Да, ее находчивость и милая внешность долго потом не давали покоя молодому курсанту. Едва дождавшись выходных, Воронов получил увольнительную и помчался в магазин, располагавшийся в четырех кварталах от КПП Авиационного училища.

Оксана сразу его узнала, заулыбалась. А он, подождав, пока торговый зал покинет единственный покупатель, подошел и протянул ей коробочку конфет:

– Это тебе.

А часа через полтора, дождавшись окончания рабочего дня, парочка отправилась бродить по улицам вечернего города…

* * *

Три месяца назад Андрей Воронов отметил свое сорокалетие. Сразу за юбилеем последовали экзамены в Академии Генерального штаба и долгожданный выпуск с торжественным присвоением воинского звания высшего офицерского состава – генерал-майор. Тогда же он получил и новое назначение на должность заместителя командующего ВВС 40-й армии.

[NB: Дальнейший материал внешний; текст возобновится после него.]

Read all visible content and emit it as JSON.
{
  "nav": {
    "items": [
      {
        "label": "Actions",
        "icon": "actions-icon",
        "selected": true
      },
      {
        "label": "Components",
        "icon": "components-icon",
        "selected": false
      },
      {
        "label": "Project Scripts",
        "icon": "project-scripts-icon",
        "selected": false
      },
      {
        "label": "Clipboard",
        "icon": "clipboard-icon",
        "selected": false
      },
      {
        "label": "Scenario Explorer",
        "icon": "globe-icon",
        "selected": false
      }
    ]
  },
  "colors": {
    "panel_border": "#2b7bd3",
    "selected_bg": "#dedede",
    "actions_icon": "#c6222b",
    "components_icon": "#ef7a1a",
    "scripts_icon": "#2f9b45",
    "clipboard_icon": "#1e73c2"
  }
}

В глубоком детстве Андрюшка обладал отталкивающей внешностью: угловатая фигура, покрытое веснушками лицо, оттопыренные уши, вздернутый нос. Впрочем, это не помешало ему стать заводилой и главарем уличных хулиганов. К выпускному классу школы фигура Андрея благодаря регулярным занятиям спортом выправилась и стала образцовой, черты лица сгладились, и многие одноклассницы с удивлением обнаружили, что за соседней партой сидит настоящий красавчик.

В его внешности действительно присутствовал легкий налет демонизма: гладкая кожа с ровным коричневатым загаром, темные слегка вьющиеся волосы, серо-голубые глаза, прямой нос над тонкими губами и завораживающий баритон.

Но было поздно – красавчик перестал нарушать дисциплину, не замечал одноклассниц, взялся за ум и всецело погрузился в подготовку к вступительным экзаменам в Сызранское Высшее военное авиационное училище.

Будучи курсантом, Воронов иногда вспоминал отголоски былой саратовской вольности, однако чем меньше оставалось времени до государственных экзаменов, тем реже его посещало желание одним необдуманным поступком лишиться мечты стать военным летчиком и сломать свое будущее. Так и окончил училище, блестяще сдав экзамены, получил диплом с лейтенантскими погонами и отправился по распределению с молодой женой Оксаной в один из сибирских гарнизонов…

Положенный отпуск, проведенный вместе с семьей, пролетел как одна неделя. И вот уже – проводы на военном аэродроме, слезы Оксаны; напряженное молчание пятнадцатилетнего сына, держащего за руку испуганную и растерянную младшую сестренку; восхождение по трапу, прощальный взмах рукой…

…Детство Андрея прошло в Саратове – в обычной для того времени сталинской пятиэтажке, где семья Вороновых занимала две комнаты в огромной коммунальной квартире. Соседей было несметное количество – в одной небольшой комнатушке порой проживали до шести человек. Многое за прошедшие годы из памяти Андрея стерлось, однако навсегда врезалось главное: простота общения, искренняя взаимовыручка; абсолютное доверие (ключи от соседских комнат всегда висели на гвоздиках слева от входной двери), общий стол с угощениями по праздникам…

Бабушка Андрея во время войны служила в зенитном полку – «слушала самолеты» и охраняла небо прифронтового города от немецких бомбардировщиков. Охранять было что: железнодорожный мост через Волгу, по которому денно и нощно шли на фронт эшелоны с техникой, боеприпасами и пополнением; Саратовский авиационный завод, за время войны выпустивший более тринадцати тысяч истребителей; нефтебаза, крекинг-завод, электроподстанции.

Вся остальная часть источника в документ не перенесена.